After performing an AND operation on the outputs of the vertical positioning unit 18, the three-phase buffer 21, the first counter 22, and the second counter 24 at the AND gate 26, an A / D conversion unit ( In 28), the noise signal is sampled only within the set area of the horizontal position and the vertical position to output the optimized noise signal.

FIG. 6 is a waveform diagram according to the present invention, which will be described by considering only odd fields.

As in the waveform shown in (a), the vertical position setting unit outputs a waveform that enables sampling only where desired. That is, since only 23 to 262 lines are output as high, as a result, only 23 to 262 lines are sampled.

(B) is a waveform diagram in which one period of the various periods of the horizontal synchronization signal is enlarged, a is a blanking period, b is a burst period, c is a period in which image information data exists, and d is a later level.

(C) is a clock generated by the clock generator, the actual frequency is higher but shown for simplicity for convenience of explanation.
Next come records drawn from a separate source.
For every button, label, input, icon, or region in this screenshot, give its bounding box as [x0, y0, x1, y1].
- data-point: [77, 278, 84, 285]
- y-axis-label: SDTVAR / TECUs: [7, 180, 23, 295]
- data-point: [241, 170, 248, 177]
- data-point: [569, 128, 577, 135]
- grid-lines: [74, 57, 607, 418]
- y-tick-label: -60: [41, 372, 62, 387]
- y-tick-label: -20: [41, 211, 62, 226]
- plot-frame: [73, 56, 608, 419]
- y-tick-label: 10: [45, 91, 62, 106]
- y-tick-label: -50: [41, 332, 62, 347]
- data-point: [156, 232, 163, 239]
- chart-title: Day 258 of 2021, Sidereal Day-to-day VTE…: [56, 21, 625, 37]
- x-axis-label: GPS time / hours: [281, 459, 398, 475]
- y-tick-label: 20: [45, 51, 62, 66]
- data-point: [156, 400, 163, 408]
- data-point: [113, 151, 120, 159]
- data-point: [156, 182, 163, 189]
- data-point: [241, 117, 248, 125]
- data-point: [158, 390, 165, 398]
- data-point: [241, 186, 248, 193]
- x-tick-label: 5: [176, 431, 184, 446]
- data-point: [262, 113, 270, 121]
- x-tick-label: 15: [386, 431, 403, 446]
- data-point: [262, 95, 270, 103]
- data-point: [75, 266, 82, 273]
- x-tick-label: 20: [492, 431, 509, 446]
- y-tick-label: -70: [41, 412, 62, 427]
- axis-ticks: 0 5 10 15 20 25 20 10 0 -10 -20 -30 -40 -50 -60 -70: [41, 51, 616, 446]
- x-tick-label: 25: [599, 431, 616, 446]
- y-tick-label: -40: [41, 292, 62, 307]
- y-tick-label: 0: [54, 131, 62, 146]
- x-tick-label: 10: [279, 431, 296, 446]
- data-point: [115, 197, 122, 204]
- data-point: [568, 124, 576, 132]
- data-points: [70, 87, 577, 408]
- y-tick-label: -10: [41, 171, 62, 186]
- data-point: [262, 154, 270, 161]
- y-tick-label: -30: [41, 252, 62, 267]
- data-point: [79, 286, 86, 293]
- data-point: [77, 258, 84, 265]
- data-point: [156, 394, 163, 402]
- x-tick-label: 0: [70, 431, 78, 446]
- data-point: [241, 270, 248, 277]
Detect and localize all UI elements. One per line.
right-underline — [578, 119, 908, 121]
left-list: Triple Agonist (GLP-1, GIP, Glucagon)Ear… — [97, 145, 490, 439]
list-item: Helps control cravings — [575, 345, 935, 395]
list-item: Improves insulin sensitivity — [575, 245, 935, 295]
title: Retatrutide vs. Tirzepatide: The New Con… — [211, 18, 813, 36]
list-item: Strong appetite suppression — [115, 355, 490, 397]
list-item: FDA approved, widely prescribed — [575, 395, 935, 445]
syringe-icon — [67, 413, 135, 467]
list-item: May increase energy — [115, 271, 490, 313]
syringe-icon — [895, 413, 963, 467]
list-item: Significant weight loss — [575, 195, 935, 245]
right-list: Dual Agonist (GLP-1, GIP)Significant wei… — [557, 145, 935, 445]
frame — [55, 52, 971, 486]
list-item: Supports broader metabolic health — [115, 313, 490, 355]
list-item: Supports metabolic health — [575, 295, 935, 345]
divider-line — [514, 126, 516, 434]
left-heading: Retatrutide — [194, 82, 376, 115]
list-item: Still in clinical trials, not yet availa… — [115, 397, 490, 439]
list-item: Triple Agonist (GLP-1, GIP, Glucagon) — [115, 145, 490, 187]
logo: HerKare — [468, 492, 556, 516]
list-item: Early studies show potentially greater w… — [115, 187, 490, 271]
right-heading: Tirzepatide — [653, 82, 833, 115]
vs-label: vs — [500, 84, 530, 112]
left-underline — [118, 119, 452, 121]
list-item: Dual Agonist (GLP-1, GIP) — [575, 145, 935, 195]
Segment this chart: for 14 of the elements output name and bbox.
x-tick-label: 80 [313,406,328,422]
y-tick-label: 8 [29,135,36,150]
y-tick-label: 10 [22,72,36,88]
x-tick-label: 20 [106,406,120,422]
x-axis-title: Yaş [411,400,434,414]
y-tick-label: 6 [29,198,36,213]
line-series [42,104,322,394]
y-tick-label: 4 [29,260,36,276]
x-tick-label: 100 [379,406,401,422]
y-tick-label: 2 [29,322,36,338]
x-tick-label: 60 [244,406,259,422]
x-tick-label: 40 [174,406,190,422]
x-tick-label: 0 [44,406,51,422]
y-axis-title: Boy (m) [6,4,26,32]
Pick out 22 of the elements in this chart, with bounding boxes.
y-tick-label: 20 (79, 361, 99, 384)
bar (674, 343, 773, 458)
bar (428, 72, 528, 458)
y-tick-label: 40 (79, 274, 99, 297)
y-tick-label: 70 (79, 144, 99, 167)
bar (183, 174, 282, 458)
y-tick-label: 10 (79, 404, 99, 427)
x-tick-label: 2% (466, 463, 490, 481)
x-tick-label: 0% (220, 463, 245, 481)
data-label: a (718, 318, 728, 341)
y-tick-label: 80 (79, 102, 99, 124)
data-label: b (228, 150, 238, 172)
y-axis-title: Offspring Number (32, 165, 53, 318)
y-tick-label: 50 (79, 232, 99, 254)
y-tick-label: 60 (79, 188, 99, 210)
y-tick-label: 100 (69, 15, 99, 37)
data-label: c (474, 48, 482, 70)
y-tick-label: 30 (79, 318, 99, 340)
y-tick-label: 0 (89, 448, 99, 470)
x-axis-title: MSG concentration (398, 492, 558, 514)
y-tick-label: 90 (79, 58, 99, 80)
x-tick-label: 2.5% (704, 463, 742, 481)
(D) is an output waveform of the first counter, and the clock is counted after the horizontal synchronizing signal becomes high, and outputs high after n.

(E) is an output waveform of the second counter, and the clock is counted after the horizontal synchronizing signal becomes high, and is kept high only for n + m clocks.

If the AND is performed on the AND gate with four inputs (A), (B), (D), and (E), the m clock intervals are the intervals in which the image information data exists as in the waveform of (F). Only the clock is outputted and sampling is done in this interval.

As described above, the present invention provides a path for transmitting data normally even in a channel scanning only noise without a synchronization signal, thereby preventing circuit confusion and optimizing the amount of data when only noise exists. It works.

Claims (1)

A sync separator 10 for separating the horizontal sync signal and the vertical sync signal from the input signal; A signal discriminating unit 12 outputting a low signal when there is an image signal according to a result of the synchronization separating unit 10 and a high output signal when only noise exists; A synchronization generator 14 adapted to generate a synchronization signal; A signal selection unit (16) for selecting an output of the synchronization generation unit (14) among the synchronization separation unit (10) and the synchronization generation unit (14) when the determination result of the signal determination unit (12) is high; A vertical position setting unit (18) adapted to set a vertical position with a synchronization signal of the synchronization generating unit (14) selected by the signal selecting unit (16); A clock generator 20 configured to always generate a clock regardless of the presence or absence of an image signal; A three-phase buffer 21 for selecting a clock generated by the clock generator 20 only when a high signal is output from the signal discriminator 12; A first counter 22 adapted to generate a signal that the horizontal position has started; A second counter 24 adapted to generate a signal that the horizontal position is finished; An AND gate 26 for ANDing the outputs of the vertical positioning unit 18, the three-phase buffer 21, the first counter 22 and the second counter 24; And an A / D converter (28) for sampling and optimizing a noise signal only within a set area of a horizontal position and a vertical position.